Agora ele tinha seu próprio cavalo e até um lampião com uma bela vela para iluminar seu caminho obscurecido pela redoma de poluição que impedia o brilho da lua e das estrelas de forma mais eficiente que qualquer copa de árvore expeça. Já quase não havia mata por essas terras, mato com certeza, muitas plantações de soja e milho e grama para gado, mas não aquelas arvores de troncos grossos e ásperos que poderiam servir de rede por um resto de noite, era meio triste, meio emocionante porque muito havia mudado e nem tudo era ruim.

No meio da escuridão da noite a luz forte de uma fogueira e o calor de uma tarde quente eram facilmente identificados e por um momento ele se sentiu novamente como um escravo perdido quando encarou aquele demônio com cabelos de fogo uma vez mais em sua vida (ou não vida, certas coisas ficaram mais confusas depois daquela noite), o demônio sorriu e por mais que não fosse algo maligno por natureza as sombras o tornaram aterrorizante.

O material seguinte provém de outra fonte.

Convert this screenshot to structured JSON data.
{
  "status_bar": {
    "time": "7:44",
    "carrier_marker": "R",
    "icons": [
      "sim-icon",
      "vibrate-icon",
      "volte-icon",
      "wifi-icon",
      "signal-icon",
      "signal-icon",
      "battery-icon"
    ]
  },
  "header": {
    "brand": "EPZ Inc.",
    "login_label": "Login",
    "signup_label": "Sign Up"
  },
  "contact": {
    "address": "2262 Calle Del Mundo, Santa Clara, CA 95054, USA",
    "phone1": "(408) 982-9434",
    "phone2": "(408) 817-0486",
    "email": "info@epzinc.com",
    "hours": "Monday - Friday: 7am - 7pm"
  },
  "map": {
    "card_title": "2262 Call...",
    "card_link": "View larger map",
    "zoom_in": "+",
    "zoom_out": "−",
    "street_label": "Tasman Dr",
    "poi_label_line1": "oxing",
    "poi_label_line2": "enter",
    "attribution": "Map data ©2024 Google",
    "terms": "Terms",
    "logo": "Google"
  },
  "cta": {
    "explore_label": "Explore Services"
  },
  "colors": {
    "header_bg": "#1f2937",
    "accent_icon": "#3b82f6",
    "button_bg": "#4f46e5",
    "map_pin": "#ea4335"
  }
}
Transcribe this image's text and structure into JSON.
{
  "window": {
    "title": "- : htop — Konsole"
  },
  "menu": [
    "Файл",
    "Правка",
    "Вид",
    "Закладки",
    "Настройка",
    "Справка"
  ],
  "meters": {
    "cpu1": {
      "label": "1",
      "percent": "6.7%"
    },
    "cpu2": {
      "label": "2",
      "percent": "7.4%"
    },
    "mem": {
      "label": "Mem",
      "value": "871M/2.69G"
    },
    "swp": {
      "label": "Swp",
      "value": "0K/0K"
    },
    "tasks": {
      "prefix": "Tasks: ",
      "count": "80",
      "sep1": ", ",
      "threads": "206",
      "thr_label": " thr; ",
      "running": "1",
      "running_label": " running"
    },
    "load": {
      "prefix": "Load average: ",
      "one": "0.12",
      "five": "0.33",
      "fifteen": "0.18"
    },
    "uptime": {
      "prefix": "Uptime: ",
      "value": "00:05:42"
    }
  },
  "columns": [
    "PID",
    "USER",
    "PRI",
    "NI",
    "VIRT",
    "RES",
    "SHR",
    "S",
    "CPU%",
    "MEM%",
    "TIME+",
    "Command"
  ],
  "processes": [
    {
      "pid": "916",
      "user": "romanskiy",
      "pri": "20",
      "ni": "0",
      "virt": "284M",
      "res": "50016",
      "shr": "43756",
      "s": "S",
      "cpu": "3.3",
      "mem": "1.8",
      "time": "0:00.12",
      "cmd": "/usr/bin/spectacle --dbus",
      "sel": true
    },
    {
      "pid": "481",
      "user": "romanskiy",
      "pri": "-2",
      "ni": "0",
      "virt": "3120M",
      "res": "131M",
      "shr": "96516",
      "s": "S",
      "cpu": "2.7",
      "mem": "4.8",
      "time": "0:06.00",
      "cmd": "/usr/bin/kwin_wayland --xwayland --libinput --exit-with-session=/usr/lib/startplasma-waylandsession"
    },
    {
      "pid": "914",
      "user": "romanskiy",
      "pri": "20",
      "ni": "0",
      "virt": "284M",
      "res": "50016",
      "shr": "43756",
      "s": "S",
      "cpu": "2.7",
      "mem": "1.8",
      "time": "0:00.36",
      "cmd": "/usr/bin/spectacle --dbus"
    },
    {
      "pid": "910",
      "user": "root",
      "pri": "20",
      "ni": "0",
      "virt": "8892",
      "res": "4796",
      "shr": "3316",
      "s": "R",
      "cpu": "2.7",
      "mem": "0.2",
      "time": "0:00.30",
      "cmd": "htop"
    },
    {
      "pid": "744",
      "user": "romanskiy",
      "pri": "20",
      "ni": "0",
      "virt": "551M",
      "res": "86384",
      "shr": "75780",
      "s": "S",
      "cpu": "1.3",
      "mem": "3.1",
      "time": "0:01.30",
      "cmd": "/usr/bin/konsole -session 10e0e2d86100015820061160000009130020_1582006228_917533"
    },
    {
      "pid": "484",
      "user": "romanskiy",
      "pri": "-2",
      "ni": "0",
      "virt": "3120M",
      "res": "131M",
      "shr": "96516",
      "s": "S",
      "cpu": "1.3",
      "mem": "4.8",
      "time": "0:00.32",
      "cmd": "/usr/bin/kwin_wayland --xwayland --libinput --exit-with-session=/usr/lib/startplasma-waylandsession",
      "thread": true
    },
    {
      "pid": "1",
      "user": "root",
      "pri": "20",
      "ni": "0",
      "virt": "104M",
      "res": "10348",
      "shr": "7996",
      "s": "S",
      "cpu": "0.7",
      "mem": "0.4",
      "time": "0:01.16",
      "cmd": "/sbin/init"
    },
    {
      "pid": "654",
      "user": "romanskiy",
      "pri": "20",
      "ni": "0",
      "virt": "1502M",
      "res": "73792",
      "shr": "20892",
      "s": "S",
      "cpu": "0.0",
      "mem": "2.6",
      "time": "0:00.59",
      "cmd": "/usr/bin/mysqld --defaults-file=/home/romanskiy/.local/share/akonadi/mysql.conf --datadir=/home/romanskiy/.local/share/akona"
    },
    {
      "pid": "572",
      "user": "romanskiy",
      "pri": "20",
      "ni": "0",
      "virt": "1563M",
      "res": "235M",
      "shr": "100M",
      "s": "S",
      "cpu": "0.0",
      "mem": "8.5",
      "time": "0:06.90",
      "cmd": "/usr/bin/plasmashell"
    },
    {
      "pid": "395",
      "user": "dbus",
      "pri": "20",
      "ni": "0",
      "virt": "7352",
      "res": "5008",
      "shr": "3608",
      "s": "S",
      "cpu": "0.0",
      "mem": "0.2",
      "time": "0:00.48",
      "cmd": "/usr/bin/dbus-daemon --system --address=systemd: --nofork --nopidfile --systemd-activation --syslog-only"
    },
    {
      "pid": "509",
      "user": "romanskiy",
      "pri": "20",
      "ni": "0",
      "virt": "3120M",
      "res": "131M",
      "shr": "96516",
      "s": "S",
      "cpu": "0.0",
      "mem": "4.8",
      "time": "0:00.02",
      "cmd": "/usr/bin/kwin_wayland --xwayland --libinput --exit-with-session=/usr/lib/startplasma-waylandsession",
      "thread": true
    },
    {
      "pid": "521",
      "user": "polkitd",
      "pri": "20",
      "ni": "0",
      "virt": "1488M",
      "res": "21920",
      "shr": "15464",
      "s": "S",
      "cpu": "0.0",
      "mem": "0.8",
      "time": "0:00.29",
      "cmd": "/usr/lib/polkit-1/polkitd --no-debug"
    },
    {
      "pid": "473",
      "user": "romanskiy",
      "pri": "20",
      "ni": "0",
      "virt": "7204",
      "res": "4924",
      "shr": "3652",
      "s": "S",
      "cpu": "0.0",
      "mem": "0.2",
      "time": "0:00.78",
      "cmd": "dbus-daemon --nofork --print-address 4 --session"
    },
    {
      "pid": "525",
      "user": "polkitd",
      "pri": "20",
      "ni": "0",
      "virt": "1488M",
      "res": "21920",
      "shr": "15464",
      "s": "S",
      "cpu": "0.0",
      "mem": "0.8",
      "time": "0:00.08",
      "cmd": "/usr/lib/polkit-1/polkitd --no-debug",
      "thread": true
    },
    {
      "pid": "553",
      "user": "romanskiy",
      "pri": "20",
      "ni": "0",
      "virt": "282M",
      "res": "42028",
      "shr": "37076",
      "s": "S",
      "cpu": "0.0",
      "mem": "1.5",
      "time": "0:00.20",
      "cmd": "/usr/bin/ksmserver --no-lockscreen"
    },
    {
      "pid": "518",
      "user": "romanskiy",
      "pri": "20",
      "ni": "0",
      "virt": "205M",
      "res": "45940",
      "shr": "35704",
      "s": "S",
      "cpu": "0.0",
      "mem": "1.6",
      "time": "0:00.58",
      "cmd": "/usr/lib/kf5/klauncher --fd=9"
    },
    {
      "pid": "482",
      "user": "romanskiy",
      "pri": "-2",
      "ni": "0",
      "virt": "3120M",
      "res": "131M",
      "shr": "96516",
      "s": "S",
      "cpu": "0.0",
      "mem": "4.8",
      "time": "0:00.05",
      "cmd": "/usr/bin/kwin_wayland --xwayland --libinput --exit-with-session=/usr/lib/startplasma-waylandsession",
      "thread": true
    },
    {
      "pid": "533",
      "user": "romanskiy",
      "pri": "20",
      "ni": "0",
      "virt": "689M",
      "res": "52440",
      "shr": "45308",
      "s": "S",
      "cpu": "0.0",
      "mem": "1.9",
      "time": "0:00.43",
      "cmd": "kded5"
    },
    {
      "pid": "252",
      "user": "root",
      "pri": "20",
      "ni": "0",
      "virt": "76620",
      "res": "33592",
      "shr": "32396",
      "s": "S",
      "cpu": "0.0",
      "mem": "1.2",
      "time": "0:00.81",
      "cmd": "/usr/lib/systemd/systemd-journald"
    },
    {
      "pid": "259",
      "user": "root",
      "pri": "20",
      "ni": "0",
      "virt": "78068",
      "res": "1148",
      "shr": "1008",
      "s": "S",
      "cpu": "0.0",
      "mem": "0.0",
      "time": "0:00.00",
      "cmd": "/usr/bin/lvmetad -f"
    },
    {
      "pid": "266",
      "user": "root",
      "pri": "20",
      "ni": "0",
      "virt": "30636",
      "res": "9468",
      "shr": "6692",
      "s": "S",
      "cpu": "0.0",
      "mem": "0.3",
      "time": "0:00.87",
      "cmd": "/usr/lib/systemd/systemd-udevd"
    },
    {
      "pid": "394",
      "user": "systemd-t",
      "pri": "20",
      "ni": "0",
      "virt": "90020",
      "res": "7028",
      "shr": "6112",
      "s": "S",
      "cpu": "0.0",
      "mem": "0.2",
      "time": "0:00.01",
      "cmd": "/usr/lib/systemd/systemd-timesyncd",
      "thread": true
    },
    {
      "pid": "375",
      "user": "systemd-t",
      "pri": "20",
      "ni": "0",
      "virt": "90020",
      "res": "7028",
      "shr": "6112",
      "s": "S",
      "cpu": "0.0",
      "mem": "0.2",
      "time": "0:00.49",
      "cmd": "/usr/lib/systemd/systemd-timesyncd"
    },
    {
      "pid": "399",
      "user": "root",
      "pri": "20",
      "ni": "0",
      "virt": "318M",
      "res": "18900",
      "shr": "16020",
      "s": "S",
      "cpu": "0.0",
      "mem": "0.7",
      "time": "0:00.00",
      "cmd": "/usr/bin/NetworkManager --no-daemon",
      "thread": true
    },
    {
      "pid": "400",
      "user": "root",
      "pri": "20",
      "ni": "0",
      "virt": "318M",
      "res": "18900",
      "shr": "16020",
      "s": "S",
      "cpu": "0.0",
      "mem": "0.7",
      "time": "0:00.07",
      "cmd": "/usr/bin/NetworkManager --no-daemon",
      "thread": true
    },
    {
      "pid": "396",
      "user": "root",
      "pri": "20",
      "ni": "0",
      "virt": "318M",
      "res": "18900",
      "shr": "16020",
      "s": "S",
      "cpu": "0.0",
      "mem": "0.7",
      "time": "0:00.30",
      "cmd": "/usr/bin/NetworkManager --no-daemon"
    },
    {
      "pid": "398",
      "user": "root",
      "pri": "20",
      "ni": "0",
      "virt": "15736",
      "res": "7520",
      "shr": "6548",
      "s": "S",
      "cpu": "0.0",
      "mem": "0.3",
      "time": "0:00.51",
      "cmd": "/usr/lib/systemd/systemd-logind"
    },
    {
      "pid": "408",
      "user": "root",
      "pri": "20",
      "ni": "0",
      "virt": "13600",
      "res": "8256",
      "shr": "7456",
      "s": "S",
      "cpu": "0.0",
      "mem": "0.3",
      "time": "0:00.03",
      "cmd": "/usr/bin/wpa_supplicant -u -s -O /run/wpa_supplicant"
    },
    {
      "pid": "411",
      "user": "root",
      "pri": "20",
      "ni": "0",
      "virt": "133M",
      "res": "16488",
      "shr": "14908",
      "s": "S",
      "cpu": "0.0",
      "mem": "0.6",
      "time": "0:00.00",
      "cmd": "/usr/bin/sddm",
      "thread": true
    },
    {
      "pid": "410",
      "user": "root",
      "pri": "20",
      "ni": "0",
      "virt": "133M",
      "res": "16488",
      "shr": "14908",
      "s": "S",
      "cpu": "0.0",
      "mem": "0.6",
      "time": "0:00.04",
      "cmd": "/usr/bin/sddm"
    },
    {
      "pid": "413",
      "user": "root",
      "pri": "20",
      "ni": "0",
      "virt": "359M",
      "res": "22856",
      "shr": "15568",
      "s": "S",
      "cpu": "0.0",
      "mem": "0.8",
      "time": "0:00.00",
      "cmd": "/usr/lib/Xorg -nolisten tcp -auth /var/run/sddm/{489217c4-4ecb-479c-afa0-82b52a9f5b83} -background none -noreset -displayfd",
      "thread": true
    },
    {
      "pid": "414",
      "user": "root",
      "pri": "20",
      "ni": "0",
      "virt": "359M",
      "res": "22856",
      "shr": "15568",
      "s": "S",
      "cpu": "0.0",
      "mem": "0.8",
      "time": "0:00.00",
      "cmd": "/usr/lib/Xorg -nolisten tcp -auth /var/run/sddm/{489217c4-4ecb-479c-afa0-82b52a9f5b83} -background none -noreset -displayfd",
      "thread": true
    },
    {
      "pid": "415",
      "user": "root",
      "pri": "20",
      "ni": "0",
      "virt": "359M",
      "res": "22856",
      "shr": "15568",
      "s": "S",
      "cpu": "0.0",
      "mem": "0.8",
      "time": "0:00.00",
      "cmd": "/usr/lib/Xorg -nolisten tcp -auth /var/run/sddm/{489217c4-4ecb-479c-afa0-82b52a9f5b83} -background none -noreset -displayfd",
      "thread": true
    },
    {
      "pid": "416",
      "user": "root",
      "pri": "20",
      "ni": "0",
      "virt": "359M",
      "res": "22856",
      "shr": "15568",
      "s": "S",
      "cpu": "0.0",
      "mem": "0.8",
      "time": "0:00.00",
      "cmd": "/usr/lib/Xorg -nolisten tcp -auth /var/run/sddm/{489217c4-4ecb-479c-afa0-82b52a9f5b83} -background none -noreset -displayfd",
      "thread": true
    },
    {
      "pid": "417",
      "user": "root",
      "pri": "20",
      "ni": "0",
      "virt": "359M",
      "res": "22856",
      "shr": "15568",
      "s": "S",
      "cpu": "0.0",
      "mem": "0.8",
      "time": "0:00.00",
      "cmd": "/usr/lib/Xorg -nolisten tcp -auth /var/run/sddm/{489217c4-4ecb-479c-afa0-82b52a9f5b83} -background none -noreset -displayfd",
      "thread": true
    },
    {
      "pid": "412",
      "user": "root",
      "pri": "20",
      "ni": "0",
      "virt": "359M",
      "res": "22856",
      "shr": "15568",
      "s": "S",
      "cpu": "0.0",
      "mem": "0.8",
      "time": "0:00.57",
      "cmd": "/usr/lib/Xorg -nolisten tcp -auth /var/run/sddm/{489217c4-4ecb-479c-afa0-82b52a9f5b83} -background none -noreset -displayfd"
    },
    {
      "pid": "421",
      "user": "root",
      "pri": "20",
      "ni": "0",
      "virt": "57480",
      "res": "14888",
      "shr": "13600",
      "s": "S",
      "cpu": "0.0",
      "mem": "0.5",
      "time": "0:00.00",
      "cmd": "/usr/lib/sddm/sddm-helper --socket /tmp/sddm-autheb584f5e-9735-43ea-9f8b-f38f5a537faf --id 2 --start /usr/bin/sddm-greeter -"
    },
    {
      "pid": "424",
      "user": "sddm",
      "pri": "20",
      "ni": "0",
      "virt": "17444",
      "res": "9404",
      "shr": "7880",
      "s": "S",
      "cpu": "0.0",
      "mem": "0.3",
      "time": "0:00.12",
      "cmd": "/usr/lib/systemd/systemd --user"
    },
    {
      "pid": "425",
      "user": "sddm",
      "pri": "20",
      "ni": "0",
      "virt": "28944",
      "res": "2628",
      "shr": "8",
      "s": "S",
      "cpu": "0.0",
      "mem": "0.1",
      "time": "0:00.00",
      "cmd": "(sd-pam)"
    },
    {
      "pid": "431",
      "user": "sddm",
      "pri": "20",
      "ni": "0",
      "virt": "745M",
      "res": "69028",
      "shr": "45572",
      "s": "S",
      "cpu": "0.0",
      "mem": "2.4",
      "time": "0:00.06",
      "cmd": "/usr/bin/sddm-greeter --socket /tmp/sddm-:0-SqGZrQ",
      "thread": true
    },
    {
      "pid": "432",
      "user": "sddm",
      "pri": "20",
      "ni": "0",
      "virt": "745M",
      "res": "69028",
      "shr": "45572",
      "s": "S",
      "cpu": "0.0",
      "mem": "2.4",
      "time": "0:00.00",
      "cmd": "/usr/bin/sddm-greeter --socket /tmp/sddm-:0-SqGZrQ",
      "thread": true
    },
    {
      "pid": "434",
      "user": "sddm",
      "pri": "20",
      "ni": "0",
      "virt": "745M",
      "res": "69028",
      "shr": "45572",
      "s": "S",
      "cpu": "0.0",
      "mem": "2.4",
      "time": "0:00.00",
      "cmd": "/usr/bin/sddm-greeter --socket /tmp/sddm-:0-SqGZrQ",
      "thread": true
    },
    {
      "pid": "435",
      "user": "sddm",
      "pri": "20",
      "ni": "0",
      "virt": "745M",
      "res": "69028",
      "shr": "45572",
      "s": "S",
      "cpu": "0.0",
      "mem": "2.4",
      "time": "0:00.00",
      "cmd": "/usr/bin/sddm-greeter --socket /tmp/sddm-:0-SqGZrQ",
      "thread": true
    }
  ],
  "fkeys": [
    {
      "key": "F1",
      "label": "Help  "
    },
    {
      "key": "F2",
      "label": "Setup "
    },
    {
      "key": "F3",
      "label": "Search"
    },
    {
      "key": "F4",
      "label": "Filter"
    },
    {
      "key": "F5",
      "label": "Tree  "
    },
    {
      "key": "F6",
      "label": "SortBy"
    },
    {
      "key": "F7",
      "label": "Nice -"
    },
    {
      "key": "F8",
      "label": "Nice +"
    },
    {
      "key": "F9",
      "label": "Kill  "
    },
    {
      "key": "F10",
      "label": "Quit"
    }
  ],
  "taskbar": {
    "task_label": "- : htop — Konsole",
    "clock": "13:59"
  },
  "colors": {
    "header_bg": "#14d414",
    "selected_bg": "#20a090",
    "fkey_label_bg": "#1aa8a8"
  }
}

“Olha só, o escravo” ele disse com aquele mesmo tom de pensamento o sorriso nunca abandonado os lábios.

Ele gastou um bom tempo encarando aqueles olhos negros se perguntando se o demônio via o próprio reflexo nos seus olhos da mesma forma que ele via o seu nos olhos dele.

“Não sou mais um escravo apesar de continuar não sendo uma pessoa... Acho que sou um pouco parecido com você Curupira” ele disse por fim, a última parte saindo como uma reflexão tardia.

O sorriso do demônio aumentou e se tornou realmente assustador agora, o cavalo relinchou em protesto e o Negrinho do Pastoreio precisou de muitas palavras gentis para convence-lo a não sair correndo na direção oposta, por que mesmo com esse sorriso e com o alarme do seu fiel companheiro ele não temia o outro.

“Bem, sendo sincero não sei se te parabenizo ou te dou as condolências, então que seja apenas um breve ‘bem-vindo’ certo?” o demônio disse por fim virando-se e ignorando o ex-escravo e seu companheiro completamente.

O cavalo inclinou a cabeça interrogativamente e o Negrinho sentiu que fazia o mesmo em sua mente, parte dele estava feliz em rever uma criatura tão esplêndida e única, parte dele estava surpresa por faze-lo em um lugar tão escasso de mata e uma terceira parte estava se perguntando o que ele estava fazendo ali.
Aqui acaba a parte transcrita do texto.